Как бы то ни было, увлеченный этим разговором, Сергей не обратил ни малейшего внимания на двух мужчин, показавшихся на миг впереди, на перекрещении двух дорожек, и почти тут же скрывшихся за чащобой разросшегося, давно не подстригаемого кустарника. А между тем, будь они поближе, Сергей одного из них мог бы и узнать, потому как встречал его весной восемнадцатого: Петра Соболева. Даже имел с ним разговор во дворе церквушки Рождества Богородицы в Путинках после взятия «Дома анархии», что был в двух шагах, на Малой Дмитровке. Соболев тогда был лишь обезоружен и, как многие другие «идейные анархисты», отпущен восвояси. Никаких ограблений и террористических актов за ним тогда еще не числилось.
Издали Соболев, конечно, нипочем бы не узнал Верескова, сильно сдавшего после ранений и тифа, но вблизи как знать — анархист обладал зоркостью и памятью отменной.

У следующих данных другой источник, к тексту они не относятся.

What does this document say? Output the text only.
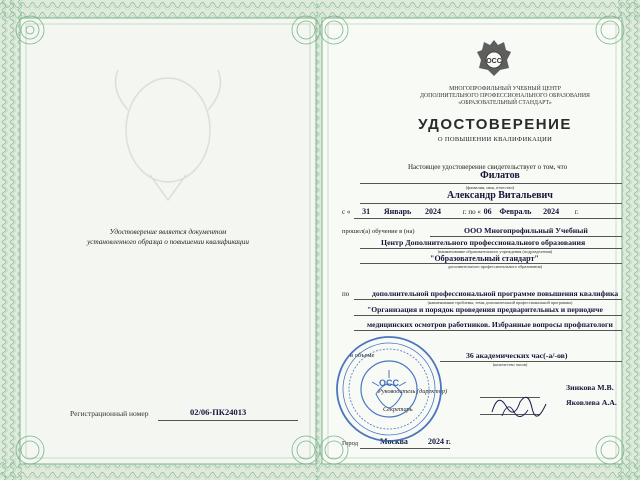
Удостоверение является документом
установленного образца о повышении квалификации
Регистрационный номер	02/06-ПК24013
ОСС
МНОГОПРОФИЛЬНЫЙ УЧЕБНЫЙ ЦЕНТР
ДОПОЛНИТЕЛЬНОГО ПРОФЕССИОНАЛЬНОГО ОБРАЗОВАНИЯ
«ОБРАЗОВАТЕЛЬНЫЙ СТАНДАРТ»
УДОСТОВЕРЕНИЕ
О ПОВЫШЕНИИ КВАЛИФИКАЦИИ
Настоящее удостоверение свидетельствует о том, что
Филатов
(фамилия, имя, отчество)
Александр Витальевич
с « 31 Январь 2024	г. по « 06 Февраль 2024 г.
прошел(а) обучение в (на)	ООО Многопрофильный Учебный
Центр Дополнительного профессионального образования
(наименование образовательного учреждения (подразделения)
"Образовательный стандарт"
дополнительного профессионального образования)
по	дополнительной профессиональной программе повышения квалифика
(наименование проблемы, темы дополнительной профессиональной программы)
"Организация и порядок проведения предварительных и периодиче
медицинских осмотров работников. Избранные вопросы профпатологи
в объеме	36 академических час(-а/-ов)
(количество часов)
Руководитель (директор)	Зинкова М.В.
Секретарь
Яковлева А.А.
Город	Москва	2024 г.
ОСС
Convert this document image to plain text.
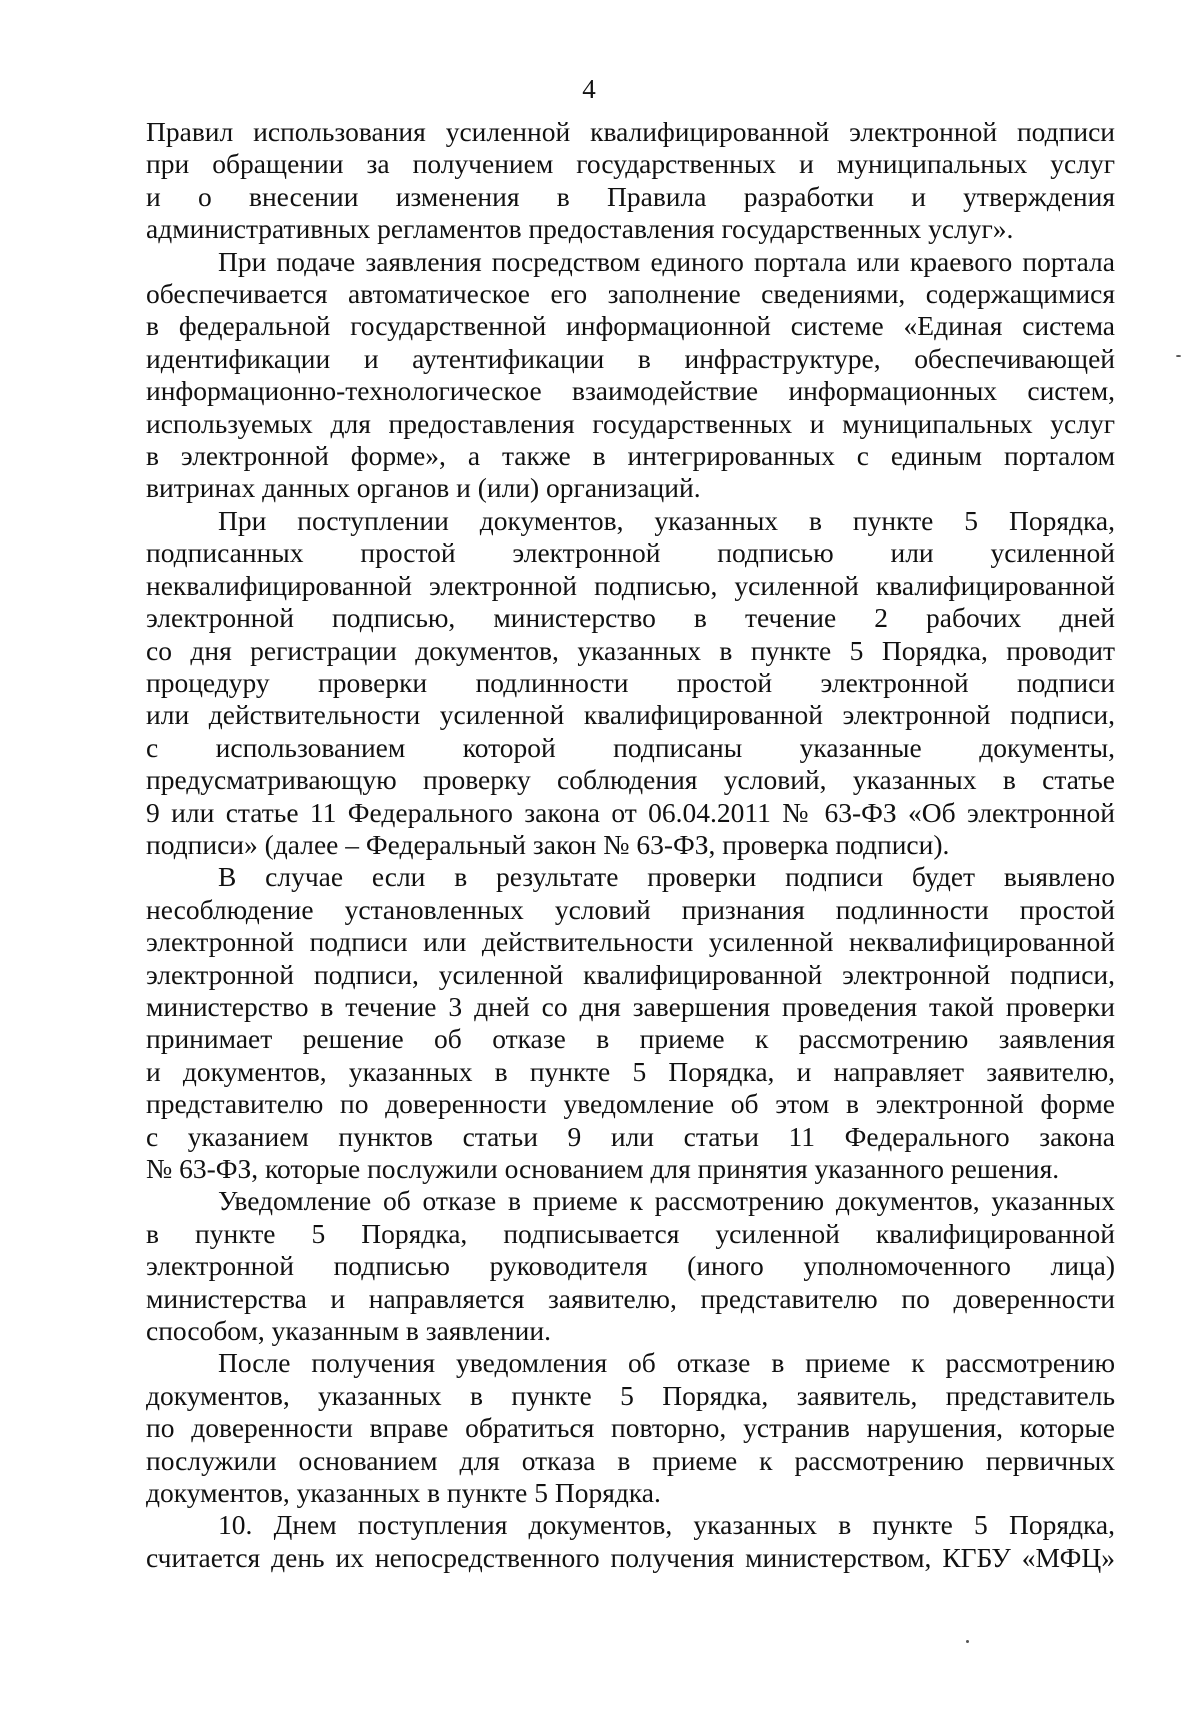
4

Правил использования усиленной квалифицированной электронной подписи
при обращении за получением государственных и муниципальных услуг
и о внесении изменения в Правила разработки и утверждения
административных регламентов предоставления государственных услуг».

При подаче заявления посредством единого портала или краевого портала
обеспечивается автоматическое его заполнение сведениями, содержащимися
в федеральной государственной информационной системе «Единая система
идентификации и аутентификации в инфраструктуре, обеспечивающей
информационно-технологическое взаимодействие информационных систем,
используемых для предоставления государственных и муниципальных услуг
в электронной форме», а также в интегрированных с единым порталом
витринах данных органов и (или) организаций.

При поступлении документов, указанных в пункте 5 Порядка,
подписанных простой электронной подписью или усиленной
неквалифицированной электронной подписью, усиленной квалифицированной
электронной подписью, министерство в течение 2 рабочих дней
со дня регистрации документов, указанных в пункте 5 Порядка, проводит
процедуру проверки подлинности простой электронной подписи
или действительности усиленной квалифицированной электронной подписи,
с использованием которой подписаны указанные документы,
предусматривающую проверку соблюдения условий, указанных в статье
9 или статье 11 Федерального закона от 06.04.2011 № 63-ФЗ «Об электронной
подписи» (далее – Федеральный закон № 63-ФЗ, проверка подписи).

В случае если в результате проверки подписи будет выявлено
несоблюдение установленных условий признания подлинности простой
электронной подписи или действительности усиленной неквалифицированной
электронной подписи, усиленной квалифицированной электронной подписи,
министерство в течение 3 дней со дня завершения проведения такой проверки
принимает решение об отказе в приеме к рассмотрению заявления
и документов, указанных в пункте 5 Порядка, и направляет заявителю,
представителю по доверенности уведомление об этом в электронной форме
с указанием пунктов статьи 9 или статьи 11 Федерального закона
№ 63-ФЗ, которые послужили основанием для принятия указанного решения.

Уведомление об отказе в приеме к рассмотрению документов, указанных
в пункте 5 Порядка, подписывается усиленной квалифицированной
электронной подписью руководителя (иного уполномоченного лица)
министерства и направляется заявителю, представителю по доверенности
способом, указанным в заявлении.

После получения уведомления об отказе в приеме к рассмотрению
документов, указанных в пункте 5 Порядка, заявитель, представитель
по доверенности вправе обратиться повторно, устранив нарушения, которые
послужили основанием для отказа в приеме к рассмотрению первичных
документов, указанных в пункте 5 Порядка.

10. Днем поступления документов, указанных в пункте 5 Порядка,
считается день их непосредственного получения министерством, КГБУ «МФЦ»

Как бы то ни было, их пути не пересеклись, вернее, едва не пересеклись. Вересков и Таня медленно шли в сторону Большой Царицынской улицы — девушке пора было возвращаться на службу. Эти двое расходиться не торопились, разговор у них шел важный, определяющий, что делать дальше. Разговор странный, рваный какой-то, без внутреннего стержня. Вроде и одинаково мыслили, а потому и говорили одинаково оба собеседника, но слова их означали лишь от сих до сих, не выводили за круг сиюминутных действий, мгновенных каких-то решений. Обсуждали то, что только внешне успехом казалось, но таковым, по сути, не было, а ничего нового, что могло бы вывести объявленную ими борьбу на какой-то простор, придумать оказались не в состоянии, хотя сами этого не сознавали. И не из-за отсутствия фантазии, а потому, что сама история им такой возможности восхождения по спирали не предоставляла. В лучшем случае, они могли бы повторить с большей или меньшей степенью результативности то, что уже произошло кровавым вечером 25 сентября.